However, measures of qualitative capacity and qualitative performance may not be directly comparable [34]. While qualitative gait parameters of straight walking, including variability, regularity, and symmetry, under strictly standardized laboratory conditions predominantly document motor impairments (internal conditions), measures of qualitative performance may additionally cover effects of activity patterns and environmental or social interactions (external conditions) that are directly related to quality and quantity of PA. Qualitative measures of gait performance share the same context and setting with quantitative measures of habitual PA, allowing a high comparability by contrast with qualitative measures of gait capacity.
In addition to laboratory-based studies on associations between qualitative capacity measures and quantitative performance measures, studies on associations of qualitative gait performance while walking straight and the quantity of PA performance could not be identified, with the consequence that a direct benchmarking to the present results was not feasible.
  • Innovative, qualitative parameters of turning while walking
All qualitative parameters of gait performance while walking turns were significantly and in most cases strongly associated with every quantitative dimension of PA performance in the present study.

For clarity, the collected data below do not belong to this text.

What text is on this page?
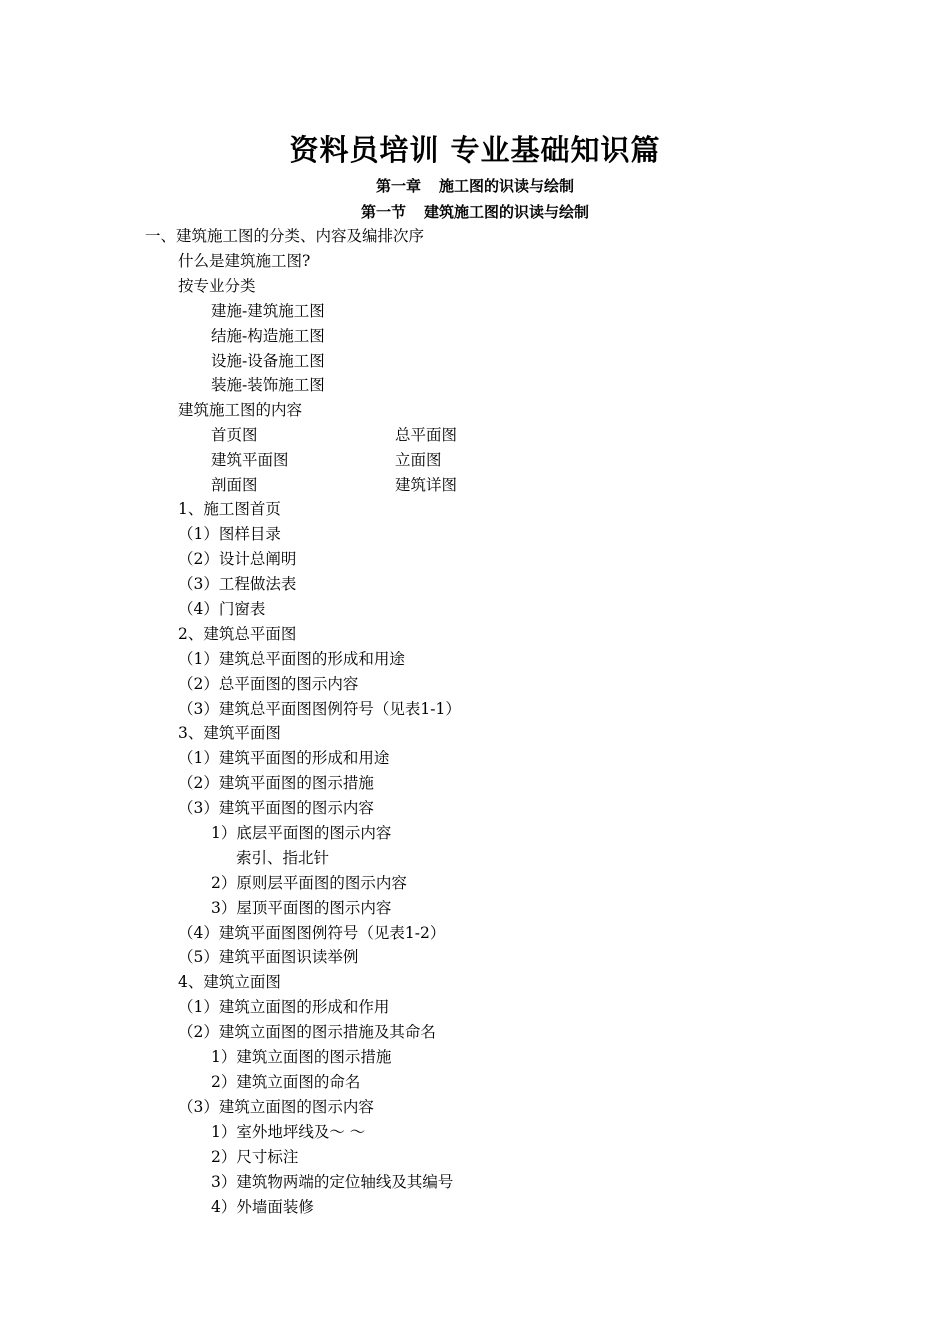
资料员培训 专业基础知识篇
第一章 施工图的识读与绘制
第一节 建筑施工图的识读与绘制
一、建筑施工图的分类、内容及编排次序
什么是建筑施工图?
按专业分类
建施-建筑施工图
结施-构造施工图
设施-设备施工图
装施-装饰施工图
建筑施工图的内容
首页图	总平面图
建筑平面图	立面图
剖面图	建筑详图
1、施工图首页
（1）图样目录
（2）设计总阐明
（3）工程做法表
（4）门窗表
2、建筑总平面图
（1）建筑总平面图的形成和用途
（2）总平面图的图示内容
（3）建筑总平面图图例符号（见表1-1）
3、建筑平面图
（1）建筑平面图的形成和用途
（2）建筑平面图的图示措施
（3）建筑平面图的图示内容
1）底层平面图的图示内容
索引、指北针
2）原则层平面图的图示内容
3）屋顶平面图的图示内容
（4）建筑平面图图例符号（见表1-2）
（5）建筑平面图识读举例
4、建筑立面图
（1）建筑立面图的形成和作用
（2）建筑立面图的图示措施及其命名
1）建筑立面图的图示措施
2）建筑立面图的命名
（3）建筑立面图的图示内容
1）室外地坪线及～ ～
2）尺寸标注
3）建筑物两端的定位轴线及其编号
4）外墙面装修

This result highlights the high proportion of turning during everyday indoor activities [25] and suggests that turning performance in vulnerable older persons represents a very sensitive indicator for the quality of gait in a complex and challenging movement, potentially leading to a higher quantity of PA performance (will we do if we can?).
The higher levels of PA performance in the present study were associated with lower turning duration as well as higher turning angle and velocity, which are usually prolonged or reduced, respectively, in older adults due to a loss of coordination as a compensation strategy to maintain balance [68,69]. Accordingly, walking turns represent challenging movements with high risk exposure for falling in multi-morbid, older persons with motor impairment [15,28,30].
While findings on laboratory-based turning measures (180°turning of the TUG) in older adults showed only a moderate positive univariate association of turning velocity with the number of activity counts [84], the predominantly high associations between qualitative measures of turning and quantitative dimensions of PA in the present study again indicate the higher relevance of habitual gait quality as compared to laboratory-based gait quality.
As studies on the relationship between qualitative measures of turning performance and quantitative measures of PA performance are lacking, benchmarking of the present findings with previous results was again not feasible.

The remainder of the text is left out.